3 issues   (3 closed — 0 open)

Version 4.1.5

  • If a DNS lookup failure occurs when resolving right=%<FQDN>
    or right=<FQDN> combined with rightallowany=yes then the
    connection is not updated by ipsec starter thus preventing
    the disruption of an active IPsec connection. Only if the DNS
    lookup successfully returns with a changed IP address the
    corresponding connection definition is updated.
  • Routes installed by the keying daemons are now in a separate
    routing table with the ID 100 to avoid conflicts with the main
    table. Route lookup for IKEv2 traffic is done in userspace to ignore
    routes installed for IPsec, as IKE traffic shouldn't get encapsulated.

4.1.4

05.07.2007

100%

3 issues   (3 closed — 0 open)

Version 4.1.4

  • The pluto IKEv1 daemon now exhibits the same behaviour as its
    IKEv2 companion charon by inserting an explicit route via the
    _updown script only if a sourceip exists. This is admissible
    since routing through the IPsec tunnel is handled automatically
    by NETKEY's IPsec policies. As a consequence the left|rightnexthop
    parameter is not required any more.
  • The new IKEv1 parameter right|leftallowany parameters helps to handle
    the case where both peers possess dynamic IP addresses that are
    usually resolved using DynDNS or a similar service.

    The configuration

    right=peer.foo.bar
    rightallowany=yes

    can be used by the initiator to start up a connection to a peer
    by resolving peer.foo.bar into the currently allocated IP address.
    Thanks to the rightallowany flag the connection behaves later on
    as

    right=%any

    so that the peer can rekey the connection as an initiator when his
    IP address changes. An alternative notation is

    right=%peer.foo.bar

    which will implicitly set rightallowany=yes.
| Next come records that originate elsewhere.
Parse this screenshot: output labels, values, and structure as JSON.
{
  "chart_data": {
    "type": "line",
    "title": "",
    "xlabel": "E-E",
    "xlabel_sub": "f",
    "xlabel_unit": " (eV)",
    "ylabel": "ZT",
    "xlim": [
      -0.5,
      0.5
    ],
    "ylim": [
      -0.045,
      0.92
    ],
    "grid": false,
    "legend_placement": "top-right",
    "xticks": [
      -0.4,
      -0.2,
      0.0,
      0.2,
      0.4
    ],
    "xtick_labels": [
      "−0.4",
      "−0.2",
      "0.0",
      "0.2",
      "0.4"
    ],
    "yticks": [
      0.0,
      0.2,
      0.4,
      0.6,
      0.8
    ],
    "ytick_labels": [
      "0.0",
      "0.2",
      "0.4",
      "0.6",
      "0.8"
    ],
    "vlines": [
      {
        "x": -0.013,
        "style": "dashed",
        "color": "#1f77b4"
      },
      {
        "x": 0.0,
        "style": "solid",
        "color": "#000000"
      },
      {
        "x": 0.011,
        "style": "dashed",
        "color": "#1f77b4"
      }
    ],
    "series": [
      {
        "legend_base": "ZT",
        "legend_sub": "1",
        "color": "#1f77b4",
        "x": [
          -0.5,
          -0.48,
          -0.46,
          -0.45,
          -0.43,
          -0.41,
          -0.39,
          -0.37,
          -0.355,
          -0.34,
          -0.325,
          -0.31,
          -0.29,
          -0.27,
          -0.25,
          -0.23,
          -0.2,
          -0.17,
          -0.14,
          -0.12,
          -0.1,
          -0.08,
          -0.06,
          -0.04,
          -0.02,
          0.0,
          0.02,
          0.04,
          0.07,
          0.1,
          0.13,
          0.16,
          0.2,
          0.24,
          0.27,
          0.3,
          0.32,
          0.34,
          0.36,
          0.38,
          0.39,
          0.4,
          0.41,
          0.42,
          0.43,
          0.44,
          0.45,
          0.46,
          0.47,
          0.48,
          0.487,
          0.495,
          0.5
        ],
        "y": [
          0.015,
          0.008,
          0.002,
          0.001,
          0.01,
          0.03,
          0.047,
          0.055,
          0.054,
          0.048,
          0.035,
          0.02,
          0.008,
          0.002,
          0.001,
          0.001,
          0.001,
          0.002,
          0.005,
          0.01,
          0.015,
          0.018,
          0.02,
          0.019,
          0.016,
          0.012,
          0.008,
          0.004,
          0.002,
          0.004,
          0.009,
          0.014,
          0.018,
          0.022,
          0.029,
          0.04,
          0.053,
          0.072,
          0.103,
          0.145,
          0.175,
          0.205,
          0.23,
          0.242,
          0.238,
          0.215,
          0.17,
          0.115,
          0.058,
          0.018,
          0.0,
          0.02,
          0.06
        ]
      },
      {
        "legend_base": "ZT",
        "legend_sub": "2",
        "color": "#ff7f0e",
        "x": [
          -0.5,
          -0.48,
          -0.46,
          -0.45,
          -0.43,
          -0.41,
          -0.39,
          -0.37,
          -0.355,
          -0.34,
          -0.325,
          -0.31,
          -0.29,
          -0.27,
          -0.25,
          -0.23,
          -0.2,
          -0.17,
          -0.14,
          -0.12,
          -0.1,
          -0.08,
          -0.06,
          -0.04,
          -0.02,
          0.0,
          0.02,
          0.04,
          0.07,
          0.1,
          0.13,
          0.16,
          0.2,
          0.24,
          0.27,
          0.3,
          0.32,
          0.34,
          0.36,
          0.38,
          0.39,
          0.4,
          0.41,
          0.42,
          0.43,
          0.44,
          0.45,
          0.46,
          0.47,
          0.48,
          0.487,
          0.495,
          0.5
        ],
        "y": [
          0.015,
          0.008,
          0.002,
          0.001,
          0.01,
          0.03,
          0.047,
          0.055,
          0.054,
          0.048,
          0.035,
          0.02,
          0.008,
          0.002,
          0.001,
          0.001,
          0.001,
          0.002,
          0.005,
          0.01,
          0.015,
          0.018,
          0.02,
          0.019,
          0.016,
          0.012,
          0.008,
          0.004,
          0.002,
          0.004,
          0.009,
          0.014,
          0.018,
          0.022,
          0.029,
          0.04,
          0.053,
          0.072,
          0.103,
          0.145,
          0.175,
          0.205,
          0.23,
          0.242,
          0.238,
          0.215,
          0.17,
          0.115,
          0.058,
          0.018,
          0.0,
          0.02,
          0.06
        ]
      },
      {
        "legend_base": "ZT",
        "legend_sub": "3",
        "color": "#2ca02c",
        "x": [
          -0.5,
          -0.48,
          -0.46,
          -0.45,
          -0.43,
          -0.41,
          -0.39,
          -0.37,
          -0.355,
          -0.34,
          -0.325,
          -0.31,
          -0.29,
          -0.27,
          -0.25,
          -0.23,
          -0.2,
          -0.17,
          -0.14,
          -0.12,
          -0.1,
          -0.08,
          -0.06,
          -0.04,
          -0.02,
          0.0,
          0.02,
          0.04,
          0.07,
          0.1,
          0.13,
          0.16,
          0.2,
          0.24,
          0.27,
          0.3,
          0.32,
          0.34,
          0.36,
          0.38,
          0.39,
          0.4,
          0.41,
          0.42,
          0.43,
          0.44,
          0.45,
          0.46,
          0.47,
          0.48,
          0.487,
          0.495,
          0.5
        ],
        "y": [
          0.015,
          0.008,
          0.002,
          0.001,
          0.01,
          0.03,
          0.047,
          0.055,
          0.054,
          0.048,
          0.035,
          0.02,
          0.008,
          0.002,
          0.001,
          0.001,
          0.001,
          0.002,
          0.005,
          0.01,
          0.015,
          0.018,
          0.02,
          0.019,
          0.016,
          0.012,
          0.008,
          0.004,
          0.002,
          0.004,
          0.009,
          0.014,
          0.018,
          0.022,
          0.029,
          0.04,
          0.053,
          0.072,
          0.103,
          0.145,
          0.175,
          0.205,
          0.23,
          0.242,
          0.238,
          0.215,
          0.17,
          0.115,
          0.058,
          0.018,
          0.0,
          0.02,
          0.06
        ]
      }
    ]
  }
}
  • ipsec starter now fails more gracefully in the presence of parsing
    errors. Flawed ca and conn section are discarded and pluto is started
    if non-fatal errors only were encountered. If right=%peer.foo.bar
    cannot be resolved by DNS then right=%any will be used so that passive
    connections as a responder are still possible.
  • The new pkcs11initargs parameter that can be placed in the
    setup config section of /etc/ipsec.conf allows the definition
    of an argument string that is used with the PKCS#11 C_Initialize()
    function. This non-standard feature is required by the NSS softoken
    library. This patch was contributed by Robert Varga.
  • Fixed a bug in ipsec starter introduced by strongswan-2.8.5
    which caused a segmentation fault in the presence of unknown
    or misspelt keywords in ipsec.conf. This bug fix was contributed
    by Robert Varga.
  • Partial support for MOBIKE in IKEv2. The initiator acts on interface/
    address configuration changes and updates IKE and IPsec SAs dynamically.